-
Notifications
You must be signed in to change notification settings - Fork 241
Description
SDK version
v1.13.1-1
Relevant provider source code
Taken from: https://github.com/terraform-providers/terraform-provider-aws/blob/master/aws/resource_aws_iam_role.go#L152
var createResp *iam.CreateRoleOutput
err := resource.Retry(30*time.Second, func() *resource.RetryError {
var err error
createResp, err = iamconn.CreateRole(request) <-- Has internally a retry loop, can block more then 30 seconds
// IAM users (referenced in Principal field of assume policy)
// can take ~30 seconds to propagate in AWS
if isAWSErr(err, "MalformedPolicyDocument", "Invalid principal in policy") {
return resource.RetryableError(err)
}
return resource.NonRetryableError(err)
})
if isResourceTimeoutError(err) { <-- Goroutine started in Retry (WaitForState) can still be running
createResp, err = iamconn.CreateRole(request) <-- Issues another blocking CreateRole
}
Debug Output
[DEBUG] [aws-sdk-go] DEBUG: Request iam/CreateRole Details:
[DEBUG] [aws-sdk-go] DEBUG: Send Request iam/CreateRole failed, attempt 0/25, error RequestError: send request failed
[DEBUG] [aws-sdk-go] DEBUG: Retrying Request iam/CreateRole, attempt 1
[DEBUG] [aws-sdk-go] DEBUG: Request iam/CreateRole Details:
[WARN] WaitForState timeout after 30s
[WARN] WaitForState starting 30s refresh grace period
[DEBUG] [aws-sdk-go] DEBUG: Send Request iam/CreateRole failed, attempt 1/25, error RequestError: send request failed
[DEBUG] [aws-sdk-go] DEBUG: Retrying Request iam/CreateRole, attempt 2
[DEBUG] [aws-sdk-go] DEBUG: Request iam/CreateRole Details:
[ERROR] WaitForState exceeded refresh grace period
[DEBUG] [aws-sdk-go] DEBUG: Request iam/CreateRole Details:
Expected Behavior
resource.Retry() blocks until callback finishes - even on timeout
Actual Behavior
Callback is still running when timeout happens.

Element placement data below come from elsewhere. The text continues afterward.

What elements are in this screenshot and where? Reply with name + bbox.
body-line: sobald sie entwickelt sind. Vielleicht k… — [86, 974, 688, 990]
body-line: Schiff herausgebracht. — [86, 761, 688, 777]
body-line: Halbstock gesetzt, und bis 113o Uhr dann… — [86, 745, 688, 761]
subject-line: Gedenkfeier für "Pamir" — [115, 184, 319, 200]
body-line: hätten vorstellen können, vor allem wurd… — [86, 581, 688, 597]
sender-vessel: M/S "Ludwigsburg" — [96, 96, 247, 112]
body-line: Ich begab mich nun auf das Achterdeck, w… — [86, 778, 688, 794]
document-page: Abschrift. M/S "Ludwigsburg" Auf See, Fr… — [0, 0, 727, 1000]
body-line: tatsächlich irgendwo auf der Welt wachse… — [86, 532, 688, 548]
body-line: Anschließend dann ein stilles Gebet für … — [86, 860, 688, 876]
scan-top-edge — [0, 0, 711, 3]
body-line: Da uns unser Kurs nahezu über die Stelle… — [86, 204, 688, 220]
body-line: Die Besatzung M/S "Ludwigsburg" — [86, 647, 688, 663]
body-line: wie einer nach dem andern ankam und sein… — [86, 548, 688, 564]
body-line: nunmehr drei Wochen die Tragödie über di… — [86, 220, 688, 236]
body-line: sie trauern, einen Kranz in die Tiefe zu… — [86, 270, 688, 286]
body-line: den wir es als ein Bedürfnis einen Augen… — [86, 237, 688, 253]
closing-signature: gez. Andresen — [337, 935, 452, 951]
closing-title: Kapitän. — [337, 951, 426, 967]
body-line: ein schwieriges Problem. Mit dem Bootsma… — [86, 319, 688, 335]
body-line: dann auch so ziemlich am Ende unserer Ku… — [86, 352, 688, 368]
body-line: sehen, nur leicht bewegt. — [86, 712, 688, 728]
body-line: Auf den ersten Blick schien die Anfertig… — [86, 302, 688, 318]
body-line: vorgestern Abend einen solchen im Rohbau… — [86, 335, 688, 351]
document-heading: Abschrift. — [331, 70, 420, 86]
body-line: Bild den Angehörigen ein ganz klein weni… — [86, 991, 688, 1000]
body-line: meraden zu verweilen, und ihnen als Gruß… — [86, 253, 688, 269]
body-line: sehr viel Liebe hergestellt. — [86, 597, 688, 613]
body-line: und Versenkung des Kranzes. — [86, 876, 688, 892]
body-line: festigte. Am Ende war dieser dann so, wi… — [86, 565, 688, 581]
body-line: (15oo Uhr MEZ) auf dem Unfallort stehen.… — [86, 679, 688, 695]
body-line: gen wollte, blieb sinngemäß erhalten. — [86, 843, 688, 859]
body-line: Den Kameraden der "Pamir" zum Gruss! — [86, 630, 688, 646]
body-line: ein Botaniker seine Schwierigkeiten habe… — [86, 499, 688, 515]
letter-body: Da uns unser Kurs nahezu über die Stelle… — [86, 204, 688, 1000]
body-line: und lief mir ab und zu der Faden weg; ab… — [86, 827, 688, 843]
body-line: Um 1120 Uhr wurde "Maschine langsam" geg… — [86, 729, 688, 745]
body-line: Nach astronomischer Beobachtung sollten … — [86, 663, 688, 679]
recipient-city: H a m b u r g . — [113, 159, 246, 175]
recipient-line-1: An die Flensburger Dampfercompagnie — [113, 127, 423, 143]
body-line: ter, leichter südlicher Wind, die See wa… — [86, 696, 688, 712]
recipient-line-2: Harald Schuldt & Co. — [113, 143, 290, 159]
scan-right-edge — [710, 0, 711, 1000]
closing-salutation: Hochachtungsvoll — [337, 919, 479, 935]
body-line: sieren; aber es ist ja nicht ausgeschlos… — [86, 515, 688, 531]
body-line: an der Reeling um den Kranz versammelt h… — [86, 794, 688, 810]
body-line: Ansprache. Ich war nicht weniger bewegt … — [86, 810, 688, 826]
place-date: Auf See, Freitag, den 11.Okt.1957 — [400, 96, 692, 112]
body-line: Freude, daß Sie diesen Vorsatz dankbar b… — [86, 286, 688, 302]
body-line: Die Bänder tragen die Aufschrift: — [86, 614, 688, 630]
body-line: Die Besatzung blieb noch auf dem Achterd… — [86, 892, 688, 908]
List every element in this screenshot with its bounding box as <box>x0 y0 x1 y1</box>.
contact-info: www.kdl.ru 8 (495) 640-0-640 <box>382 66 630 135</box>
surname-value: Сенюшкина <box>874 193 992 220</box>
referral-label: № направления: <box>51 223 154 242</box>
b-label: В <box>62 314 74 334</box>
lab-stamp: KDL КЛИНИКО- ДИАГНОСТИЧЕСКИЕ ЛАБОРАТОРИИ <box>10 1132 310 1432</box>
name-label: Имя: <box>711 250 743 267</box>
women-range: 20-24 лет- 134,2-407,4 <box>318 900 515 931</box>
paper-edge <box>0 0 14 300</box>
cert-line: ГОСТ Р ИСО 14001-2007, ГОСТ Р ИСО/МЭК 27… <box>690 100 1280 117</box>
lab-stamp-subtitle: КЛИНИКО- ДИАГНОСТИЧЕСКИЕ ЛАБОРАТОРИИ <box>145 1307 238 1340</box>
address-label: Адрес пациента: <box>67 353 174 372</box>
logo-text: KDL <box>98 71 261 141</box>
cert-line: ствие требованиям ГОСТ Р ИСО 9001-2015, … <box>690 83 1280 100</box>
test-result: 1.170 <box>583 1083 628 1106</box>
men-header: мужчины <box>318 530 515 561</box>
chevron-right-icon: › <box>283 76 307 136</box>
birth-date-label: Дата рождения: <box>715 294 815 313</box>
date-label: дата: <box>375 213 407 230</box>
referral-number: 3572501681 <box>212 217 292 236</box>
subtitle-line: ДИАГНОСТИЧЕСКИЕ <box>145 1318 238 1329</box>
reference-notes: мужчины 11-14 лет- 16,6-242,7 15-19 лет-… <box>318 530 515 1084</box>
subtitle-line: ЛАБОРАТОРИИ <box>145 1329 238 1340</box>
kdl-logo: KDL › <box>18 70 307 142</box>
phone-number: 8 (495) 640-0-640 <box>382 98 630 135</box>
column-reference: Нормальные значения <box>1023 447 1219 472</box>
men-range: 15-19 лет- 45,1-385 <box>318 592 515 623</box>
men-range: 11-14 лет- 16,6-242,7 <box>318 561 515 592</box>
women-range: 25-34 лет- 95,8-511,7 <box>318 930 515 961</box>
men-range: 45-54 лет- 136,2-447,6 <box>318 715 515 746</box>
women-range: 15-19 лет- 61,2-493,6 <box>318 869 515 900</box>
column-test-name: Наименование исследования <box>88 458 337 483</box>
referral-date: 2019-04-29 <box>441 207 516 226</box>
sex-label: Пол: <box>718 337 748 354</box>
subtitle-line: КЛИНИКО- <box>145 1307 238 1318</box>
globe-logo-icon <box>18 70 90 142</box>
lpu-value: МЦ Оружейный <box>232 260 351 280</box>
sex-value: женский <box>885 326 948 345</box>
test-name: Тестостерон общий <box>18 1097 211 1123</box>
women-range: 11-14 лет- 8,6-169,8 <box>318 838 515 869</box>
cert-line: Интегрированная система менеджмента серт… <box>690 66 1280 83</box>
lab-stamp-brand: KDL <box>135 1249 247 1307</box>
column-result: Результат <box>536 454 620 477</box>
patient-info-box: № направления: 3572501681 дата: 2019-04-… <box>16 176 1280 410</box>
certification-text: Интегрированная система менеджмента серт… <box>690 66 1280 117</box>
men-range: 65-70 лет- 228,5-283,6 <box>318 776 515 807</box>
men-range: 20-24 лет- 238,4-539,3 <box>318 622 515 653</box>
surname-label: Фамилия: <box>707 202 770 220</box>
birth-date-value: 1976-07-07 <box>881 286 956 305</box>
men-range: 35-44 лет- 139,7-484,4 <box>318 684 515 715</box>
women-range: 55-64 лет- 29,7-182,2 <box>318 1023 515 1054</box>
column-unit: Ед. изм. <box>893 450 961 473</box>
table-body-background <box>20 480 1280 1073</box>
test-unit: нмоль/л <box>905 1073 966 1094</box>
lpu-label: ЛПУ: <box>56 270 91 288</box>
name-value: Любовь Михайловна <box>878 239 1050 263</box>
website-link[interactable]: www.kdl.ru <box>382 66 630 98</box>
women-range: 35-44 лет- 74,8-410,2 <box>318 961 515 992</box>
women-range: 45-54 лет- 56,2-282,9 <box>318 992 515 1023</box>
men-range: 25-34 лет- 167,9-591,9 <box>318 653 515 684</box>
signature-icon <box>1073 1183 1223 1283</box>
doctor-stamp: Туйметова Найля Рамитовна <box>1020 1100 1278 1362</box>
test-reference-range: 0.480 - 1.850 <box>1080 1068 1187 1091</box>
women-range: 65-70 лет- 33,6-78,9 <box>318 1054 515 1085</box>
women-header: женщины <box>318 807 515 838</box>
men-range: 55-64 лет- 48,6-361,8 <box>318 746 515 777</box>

For example, AWS provider issues another, parallel, CreateRole(). In many cases this results double creation attempt, and eventually a failure in the plugin.
Error: Error creating IAM Role hello-world-ssm_role: EntityAlreadyExists: Role with name hello-world-ssm_role already exists.
status code: 409, request id: removed
on main.tf line 18, in resource "aws_iam_role" "ssm_role":
18: resource "aws_iam_role" "ssm_role"
References
We have been running a crude patch ( #529 ) in production for a few weeks with good results.